Oysa var. Biliyoruz. O görünmez beden neler yaptı anımsayalım: Cinayetten hemen sonra “Örgüt yok, tabancanın balistik inceleme raporu bunu gösteriyor” dedi. Oysa daha tabanca bile incelenmemişti. Polis gitti, Akbank’ın kamera görüntülerini aldı. Yok etti. MOBESE kayıtlarını aldı. Yok etti.
Üzerine gidilmedi
Samast’ın 17’sinde İstanbul’a nasıl geldiğini araştırmadı. ‘Metro Turizm’ dedi ama çocuğun şirkette kaydı çıkmadı. 18’inde ne yaptığını ortaya çıkarmadı.
Başta Fethiye Çetin, avukatların insanüstü gayretiyle başka kişiler olduğu kanıtlandı. Hatta çevrede polisin alıp kaybetmeyi unuttuğu görüntüler bulundu, defalarca hâkimlere, savcılara izletildi. Olay yerinde Samast’la birlikte en az iki kişi daha vardı. Üzerine gidilmedi.
Bazıları hâlâ bu iş örgütlü değil, üç-beş heyecanlı milliyetçinin işi diyor. Cinayetin örgüt işi olduğu nereden mi belli? Davada cinayeti planlayan örgütü ve onu özendiren devlet görevlilerini ortaya çıkaracak delillerin nasıl da örgütlü bir şekilde yok edildiğine bir bakın. Anlarsınız.
Tuşa neden basılmadı?
Özel yetkili savcıların iddianamelerini yazdıkları bilgisayar klavyelerinde ‘örgüt’ isimli bir tuş var deniyor. Her davada yazdıkları için kolaylık olsun diye koymuşlar. Bu tuşa basılmayan tek dava bu. Neden? Çünkü gerçek örgüt bu davanın arkasında.
Emniyet müdürleri çıkıp “Olay münferit” dediğinde Hrant’ın arkadaşları evlerine dönseydi, Samast’ı bile yakalamazlardı. Davayı beş sene uzattılar. Hrant’ın arkadaşları davanın peşini bıraksaydı Hayal bile ceza almazdı. Davada örgütü gizlediler. Hrant’ın arkadaşları şimdi peşini bıraksa örgüt ortaya çıkmayacak. Ve o örgüt ortaya çıkmadan ve o örgütü kuran, çalıştıran, gizleyenler belli olmadan bu ülke demokratik olmayacak.
Adaletin varlığı
Cinayet AKP zamanında işlendi. Cinayetin üstü AKP zamanında kapatılıyor. Demokrasiye inananlar sayesinde AKP siyasetçileri siyaset yapabiliyor. Türkiye toplumu demokratik olgunluğa eriştiği için darbeleri savuşturabildik. Ama demokrasi ordunun yokluğunun değil adaletin varlığının adıdır.
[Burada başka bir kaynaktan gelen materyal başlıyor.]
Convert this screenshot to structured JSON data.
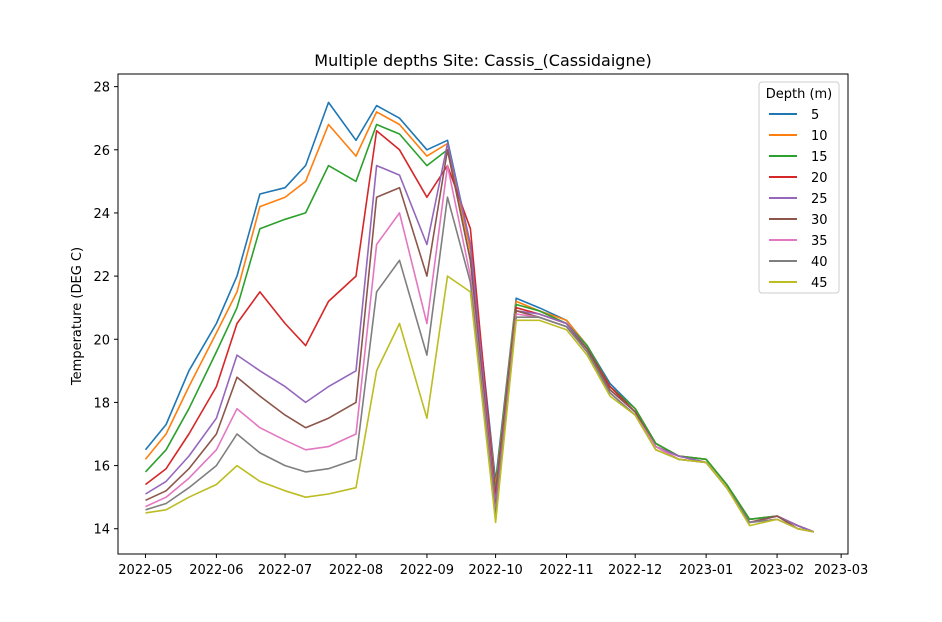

Adaletle müsamma bir partinin kurduğu ve işlettiği bir adalet sisteminin temeli olduğu Türkiye’de “Bana AKP değil AK Parti deyin!” diyenler, Hrant’ın, arkadaşlarının, demokrasinin ahını almışken artık belki biraz çabayla o ismi hak etmeye uğraşırlar. O payeler isteyince alınmaz, hak edince verilir.